Это было очевидно; но Марджори считала, что со стороны Элинор жестоко, бестактно и нечутко говорить подобные вещи.
В Лондоне Куорлзы временно поселились в одной из бывших конюшен в районе Бельгравии. У входа в тупик была арка. За аркой начинался тупик: слева высокая оштукатуренная стена сливочного цвета — глухая, потому что обитатели Бельгравии не желали ничего знать о жалкой домашней жизни своих слуг. Справа — длинный ряд низких конюшен с одноэтажной жилой надстройкой; теперь эти помещения были населены огромными «даймлерами» и семьями их водителей. Тупик упирался в стену, позади которой виднелись развесистые платаны аристократических садов. Парадное Куорлзов находилось в тени этой стены. Расположенный между садами и редко населёнными конюшнями, домик был очень тихим. Только въезжавшие и выезжавшие лимузины и детский плач изредка нарушали тишину.
«К счастью, — заметил как-то Филип, — богатые могут позволить себе роскошь приобретать бесшумные машины. А в двигателях внутреннего сгорания есть что-то способствующее уменьшению рождаемости. Вы слыхали когда-нибудь, чтоб у шофёра было восемь человек детей?»
Помещения для конюхов и стойла были превращены при перестройке в одну просторную комнату. Две ширмы разделяли её на три части. За ширмой справа от входа было нечто вроде гостиной — кресла и диван вокруг камина. За ширмой слева стоял обеденный стол; там же была дверь в маленькую кухню. Узкая лестница в противоположном от входа конце комнаты вела в спальни. Жёлтые кретоновые занавески имитировали свет солнца, никогда не заглядывавшего в выходившее на север окно. Повсюду были книги. Над камином висел портрет Элинор-девушки, написанный стариком Бидлэйком.

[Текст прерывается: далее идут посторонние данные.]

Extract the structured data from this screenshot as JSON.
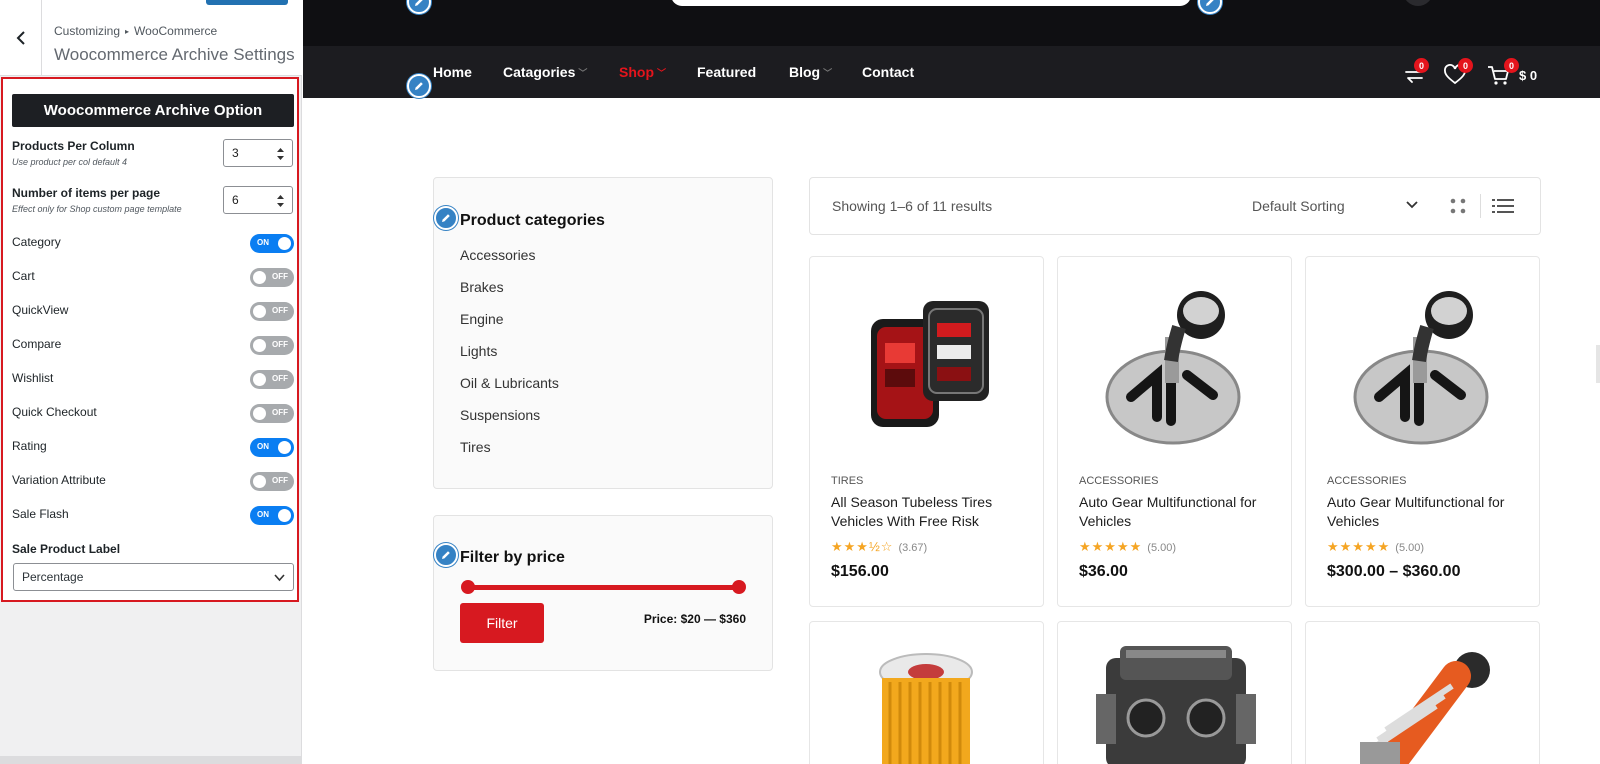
{
  "customizer": {
    "breadcrumb_root": "Customizing",
    "breadcrumb_child": "WooCommerce",
    "section_title": "Woocommerce Archive Settings",
    "options_header": "Woocommerce Archive Option",
    "products_per_column": {
      "label": "Products Per Column",
      "desc": "Use product per col default 4",
      "value": "3"
    },
    "items_per_page": {
      "label": "Number of items per page",
      "desc": "Effect only for Shop custom page template",
      "value": "6"
    },
    "toggles": [
      {
        "label": "Category",
        "state": "ON"
      },
      {
        "label": "Cart",
        "state": "OFF"
      },
      {
        "label": "QuickView",
        "state": "OFF"
      },
      {
        "label": "Compare",
        "state": "OFF"
      },
      {
        "label": "Wishlist",
        "state": "OFF"
      },
      {
        "label": "Quick Checkout",
        "state": "OFF"
      },
      {
        "label": "Rating",
        "state": "ON"
      },
      {
        "label": "Variation Attribute",
        "state": "OFF"
      },
      {
        "label": "Sale Flash",
        "state": "ON"
      }
    ],
    "sale_label": {
      "label": "Sale Product Label",
      "value": "Percentage"
    }
  },
  "nav": {
    "items": [
      "Home",
      "Catagories",
      "Shop",
      "Featured",
      "Blog",
      "Contact"
    ],
    "compare_count": "0",
    "wishlist_count": "0",
    "cart_count": "0",
    "cart_total": "$ 0"
  },
  "widgets": {
    "categories_title": "Product categories",
    "categories": [
      "Accessories",
      "Brakes",
      "Engine",
      "Lights",
      "Oil & Lubricants",
      "Suspensions",
      "Tires"
    ],
    "price_title": "Filter by price",
    "filter_label": "Filter",
    "price_range": "Price: $20 — $360"
  },
  "toolbar": {
    "result_count": "Showing 1–6 of 11 results",
    "sorting": "Default Sorting"
  },
  "products": [
    {
      "category": "TIRES",
      "name": "All Season Tubeless Tires Vehicles With Free Risk",
      "stars": "★★★½☆",
      "rating": "(3.67)",
      "price": "$156.00"
    },
    {
      "category": "ACCESSORIES",
      "name": "Auto Gear Multifunctional for Vehicles",
      "stars": "★★★★★",
      "rating": "(5.00)",
      "price": "$36.00"
    },
    {
      "category": "ACCESSORIES",
      "name": "Auto Gear Multifunctional for Vehicles",
      "stars": "★★★★★",
      "rating": "(5.00)",
      "price": "$300.00 – $360.00"
    }
  ],
  "colors": {
    "accent_red": "#d71920",
    "toggle_on": "#0a7ef2",
    "toggle_off": "#a7aaad",
    "nav_bg": "#1c1c20",
    "edit_blue": "#3582c4"
  }
}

Филип лежал на диване с книгой в руке. Он читал:
Большой интерес представляют наблюдения м-ра Тейта Регана над карликовыми паразитическими самцами трех видов рыб из семейства Ceratividae. У полярного вида Ceratias holbolli самка длиной около восьми дюймов носит на брюшной поверхности двух самцов длиной около двух с половиной дюймов. Ротовое отверстие карликового самца постоянно прикреплено к соску на коже самки: кровеносные сосуды самца и самки сообщаются. У самца отсутствуют зубы; рот ему не нужен; пищеварительный канал дегенерирует. У Photocarynus spiniceps самка длиной около двух с половиной дюймов носит самца, размер которого не превышает полудюйма, на верхней части головы перед правым глазом. У Edriolychnus schmidti размеры примерно такие же, как у только что описанного вида; самка носит карликового самца в перевёрнутом положении на внутренней стороне жаберных крышек.
Филип отложил книгу и достал из внутреннего кармана записную книжку и вечное перо. Он написал:
Самки рыб из семейства Ceratividae носят карликовых паразитических самцов прикреплёнными к своим телам. Сравнение напрашивается само собой, когда мой Уолтер устремляется к своей Люси. Не описать ли сцену в аквариуме? Они приходят со знакомым натуралистом, который показывает им самок Ceratividae и их супругов. Полумрак: рыбы, прекрасный фон.
Он собирался отложить дневник, когда в голову ему пришла новая мысль. Он снова открыл дневник.
Пусть это будет аквариум в Монако. Описать Монте-Карло и всю Ривьеру как океан с глубоководными чудищами.
Он закурил сигарету и снова погрузился в чтение. В дверь постучали. Он встал и открыл: это была Элинор.
— Ну и денёк! — Она бросилась в кресло.
— А что нового у Марджори? — спросил он.
— Нового? — вздохнула она, снимая шляпу. — Ничего. Несчастная женщина! Она все такая же жуткая. Но мне искренне жаль её.
— А что ты ей посоветовала?
— Ничего. Что она может сделать? А как Уолтер? — спросила она в свою очередь. — Удалось тебе его пробрать с перцем?
— Боюсь, что с перцем у меня слабовато. Но мне удалось убедить его переехать с Марджори в Чэмфорд.
— Ах, удалось? Это уже много.
— Не так много, как ты думаешь. Никто не стоял мне поперёк дороги. В субботу Люси уезжает в Париж.
— Будем надеяться, что она пробудет там долго. Бедный Уолтер!
— Да, бедный Уолтер! Но я должен рассказать тебе о рыбах. — Он рассказал. — Когда-нибудь, — закончил он, — я напишу современный «Бестиарий» [182]. Как это поучительно! Но ты мне ничего не сказала об Эверарде. Я совсем забыл, что ты с ним виделась.
— Я так и знала, что ты забудешь, — с горечью ответила она.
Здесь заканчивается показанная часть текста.